Tuesday, January 17, 2006

Studmuffins

Too bad you have to pay for this strange article, but the Sunday NY Times featured the brewing battle between the brothel owners of Nevada, who believe a low profile is vital for their future, and publicity lightning rod Heidi Fleiss, who is starting up a brothel that will exclusively offer men for female customers. I especially liked the interview with Heidi's first employee, an unemployed actor who easily admitted he has no relevant experience for his new career direction (which I'm sure the stoic Roman Emperor Marcus Aurelius would have said, sotto voce, also applied to his first choice of a career).

The brothel owners may be right: in some ways, despite all the newfound 'what happens in Vegas stays in Vegas' hoopla, Nevada is probably less-welcoming towards vice than ever, which is a function of population growth. For decades, in order to put together barely-adequate annual budgets, some underpopulated counties in Nevada have depended heavily on income from taxes on brothel traffic. As vulnerable rural economies broaden and strengthen, vice automatically weakens. And rural Nevada, like the rest of the Great Basin, with its many churchgoers, Mormon and Catholic, is basically a pretty conservative place. If rural taxpayers can bear the punch in the wallet, prostitution will likely become illegal everywhere in Nevada.

When I first started travelling through Nevada by car, back-and-forth between in Albuquerque and Sacramento in the early 90's, you'd sometimes see isolated, homely trailers and cottages sporting signs advertising massages. I looked askance at these signs as I drove past. I mean, who would come out here for a massage, even granting steering-wheel fatigue? These businesses were located in empty, desolate places, even by Nevada standards.
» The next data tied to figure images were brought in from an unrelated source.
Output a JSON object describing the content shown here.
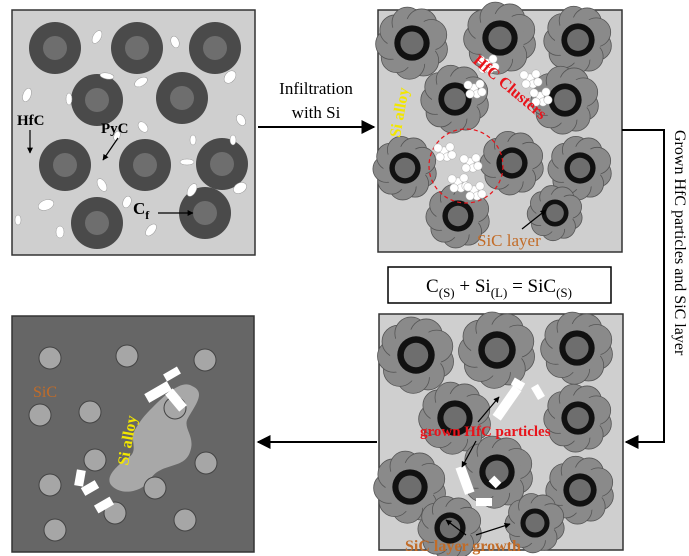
{
  "panel1": {
    "labels": {
      "hfc": "HfC",
      "pyc": "PyC",
      "cf_main": "C",
      "cf_sub": "f"
    }
  },
  "step1": {
    "line1": "Infiltration",
    "line2": "with Si"
  },
  "panel2": {
    "labels": {
      "si_alloy": "Si alloy",
      "hfc_clusters": "HfC Clusters",
      "sic_layer": "SiC layer"
    }
  },
  "side_arrow_label": "Grown HfC particles and SiC layer",
  "equation": {
    "c": "C",
    "c_sub": "(S)",
    "plus": " + ",
    "si": "Si",
    "si_sub": "(L)",
    "eq": " = ",
    "sic": "SiC",
    "sic_sub": "(S)"
  },
  "panel3": {
    "labels": {
      "grown_hfc": "grown HfC particles",
      "sic_growth": "SiC layer growth"
    }
  },
  "panel4": {
    "labels": {
      "sic": "SiC",
      "si_alloy": "Si alloy"
    }
  },
  "colors": {
    "panel_bg": "#cfcfcf",
    "panel4_bg": "#666666",
    "fiber_ring": "#4a4a4a",
    "fiber_core": "#6e6e6e",
    "fiber_dark": "#111111",
    "cloud": "#8a8a8a",
    "red_label": "#e8141b",
    "yellow_label": "#f2e600",
    "orange_label": "#c26c28",
    "particle": "#ffffff"
  }
}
In any event, these roadside businesses have vanished, usually to be replaced by nothing, or occasionally, by trailer park ranchettes glued together by small churches.

On my recent trip, I noticed an oddity: there's an adult book store strip between the city limits of Needles, CA, and Bullhead City, AZ. The strip is almost entirely in AZ, and the number of stores seems way out-of-proportion to the population. No such strip exists in neighboring Laughlin, NV, that I'm aware of.

So ... why? Are these kinds of businesses unwelcome in Nevada these days, or just unwelcome in Clark County, where Laughlin is located? Clark County is less forgiving than many realize. All appearances to the contrary, prostitution is illegal in Clark County, including Las Vegas, which forces the traffic there (barely) underground. I've read that Nevada's Democratic Senator Harry Reid, a Clark County Mormon who grew up in the town of Searchlight, traces his opposition to abortion to the sad side effects of the brothel traffic that used to occur in his hometown, before the ban.

Or is it some sort of zoning thing that makes the Arizona location particularly inviting for adult book stores? Depending on where the city limits are drawn, it may be the presence of 'rez' in-between Needles and Bullhead City. Well, whatever happens in Vegas apparently stays on Arizona's Fort Mohave Indian Reservation, these days.

Too bad I had to cut my recent trip short a day or two. As a result, I missed dropping by the AVN Convention in Las Vegas. I hope a million geeks showed up! No substitute for being in Vegas to see what happens in Vegas (even if it is all sizzle, and no steak).